Why npm Supply Chain Attacks Are So Dangerous
This incident shows how a realistic supply chain attack can grow silently inside everyday tooling. The codexui-android package built trust by shipping a functional Codex UI and then, about a month after first publication, introduced hidden exfiltration code into the npm build while leaving the GitHub repository clean. The npm account “friuns” is tied to a domain, anyclaw[.]store, registered shortly after the first package release, suggesting planning rather than opportunistic tampering. For developers, the danger is twofold: trusted dependencies turn into credential theft channels, and token-based auth means stolen refresh tokens translate to deep, long-lived access. At the same time, separate research from Aikido shows that credential revocation delays—like live Google API keys staying valid for a median of 16 minutes after deletion—extend the window attackers can keep abusing leaked developer credentials and cloud access.
Immediate Actions for Developers: Contain, Rotate, Monitor
Developers who installed or used codexui-android since version 0.1.82, or who authenticated through the linked Android apps, should treat their Codex credentials as compromised. First, revoke all Codex tokens: log out from the Codex app, CLI, and IDE extensions, invalidate any active sessions, and regenerate new access and refresh tokens where possible.

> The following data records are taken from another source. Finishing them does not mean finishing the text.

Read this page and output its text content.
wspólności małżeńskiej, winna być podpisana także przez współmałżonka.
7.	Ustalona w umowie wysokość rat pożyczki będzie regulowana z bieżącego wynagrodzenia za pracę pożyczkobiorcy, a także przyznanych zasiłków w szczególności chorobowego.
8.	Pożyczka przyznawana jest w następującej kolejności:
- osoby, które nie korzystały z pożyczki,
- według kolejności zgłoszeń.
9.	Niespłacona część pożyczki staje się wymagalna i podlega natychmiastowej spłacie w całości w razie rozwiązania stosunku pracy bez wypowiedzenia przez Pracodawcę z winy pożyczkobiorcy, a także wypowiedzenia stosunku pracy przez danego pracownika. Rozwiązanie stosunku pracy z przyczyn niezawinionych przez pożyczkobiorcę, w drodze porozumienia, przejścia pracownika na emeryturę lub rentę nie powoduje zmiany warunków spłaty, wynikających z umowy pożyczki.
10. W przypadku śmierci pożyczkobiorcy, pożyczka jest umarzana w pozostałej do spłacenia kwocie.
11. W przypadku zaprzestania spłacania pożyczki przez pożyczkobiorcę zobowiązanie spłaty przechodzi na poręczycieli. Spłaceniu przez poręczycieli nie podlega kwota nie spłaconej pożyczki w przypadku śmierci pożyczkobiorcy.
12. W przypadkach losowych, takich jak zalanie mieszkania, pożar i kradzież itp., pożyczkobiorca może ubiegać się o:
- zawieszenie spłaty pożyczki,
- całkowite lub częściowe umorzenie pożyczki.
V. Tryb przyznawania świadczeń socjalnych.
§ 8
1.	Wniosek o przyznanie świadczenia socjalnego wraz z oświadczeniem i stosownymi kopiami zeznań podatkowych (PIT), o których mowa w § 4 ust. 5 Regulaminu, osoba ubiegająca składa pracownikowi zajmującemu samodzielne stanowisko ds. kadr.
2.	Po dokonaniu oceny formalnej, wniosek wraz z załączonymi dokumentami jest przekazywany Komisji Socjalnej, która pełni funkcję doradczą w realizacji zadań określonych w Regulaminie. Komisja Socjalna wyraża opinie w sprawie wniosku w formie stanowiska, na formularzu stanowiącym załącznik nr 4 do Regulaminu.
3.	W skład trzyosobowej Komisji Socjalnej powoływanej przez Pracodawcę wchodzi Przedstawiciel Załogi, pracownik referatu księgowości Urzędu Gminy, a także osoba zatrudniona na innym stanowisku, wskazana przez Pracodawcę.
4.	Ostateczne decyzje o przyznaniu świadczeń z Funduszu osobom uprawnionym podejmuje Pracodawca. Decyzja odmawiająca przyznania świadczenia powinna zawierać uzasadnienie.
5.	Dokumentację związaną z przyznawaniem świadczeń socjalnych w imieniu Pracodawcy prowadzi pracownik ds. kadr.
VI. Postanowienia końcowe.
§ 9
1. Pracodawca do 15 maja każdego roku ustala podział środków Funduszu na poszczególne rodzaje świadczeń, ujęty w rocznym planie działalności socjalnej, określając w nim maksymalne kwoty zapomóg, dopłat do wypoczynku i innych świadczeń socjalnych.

Remove codexui-android from your projects and uninstall the suspicious Android apps; do not rely on package updates alone. Next, audit your systems for npm package security issues: review dependency lists, lockfiles, and CI images for references to codexui-android, and rebuild from clean sources. Finally, monitor account activity for signs of authentication token theft, including unfamiliar logins, unexpected Codex usage, or API calls you did not initiate. Extend this review to any other developer credentials that might have been stored or cached on the same machines.